The best way to prepare your kids for Kindergarten this summer is just to read to them

Posted at 12:55 PM, Jun 19, 2019
and last updated 2019-06-19 12:55:51-04

AKRON, Ohio — Educators throughout Ohio are working to make sure kids are Kindergarten-ready, especially in lower-income areas, and an Akron Children’s Hospital program aims to do that through reading.

Dr. Sarah Adams has been a pediatrician with Akron Children’s Hospital for decades.

“I see newborns all the way through 21 years of age,” she said.

When those patients need it, she recommends medication, vaccines, or just checks up on their overall health. But, no matter what, she always prescribes a book.

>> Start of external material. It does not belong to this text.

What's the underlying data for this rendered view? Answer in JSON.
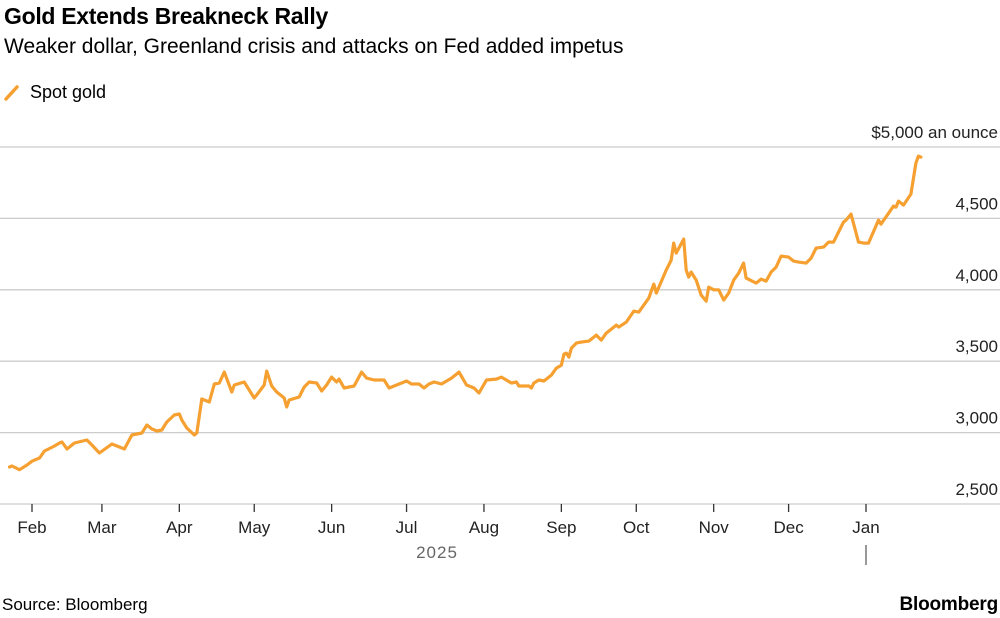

“Reading helps establish that early literacy, it helps establish brain and language development, but it also helps establish a bond between parents. We want them to build a routine around reading,” she said.

Akron Children’s Hospital is a part of the ‘Reach Out and Read’ program. It has given out thousands of books to children throughout Summit County. Through donations, books line shelves in exam and waiting rooms throughout multiple pediatric offices.

Leaders at the hospital say it’s important, because 95% of the brain is developed by 5 years old, so a love for reading should be established early on.

Dr. Adams says reading is more than just language development.

“I like to see fine motor skills, so, how do they hold the book, how do they turn the pages, can they point to something in the book and explain a little bit about it,” said Adams.

She says one in three kids aren’t ready for kindergarten and the lack of readiness can be worse in lower income areas. The program tries to bridge the gap.

“55% of the children we serve are on Medicaid,” said Meghan Hawkins, the ‘Reach Out and Read’ coordinator for Akron Children’s Hospital. “Children who come from more affluent homes will hear 30 million more words than children who come from less affluent."

Hawkins said≥ a positive outcome will be a lot more likely if parents can take any amount of time to just pick up a book and put down the devices.

“The experience that they get when their parents and caregivers are reading that book is something much better than they’re getting from those screens or iPads,” she said.

Adams says it’s best to make reading a part of a child’s bedtime routine, and routine is especially important during the summer months, because kids lose about one-third of what they learn during the school year.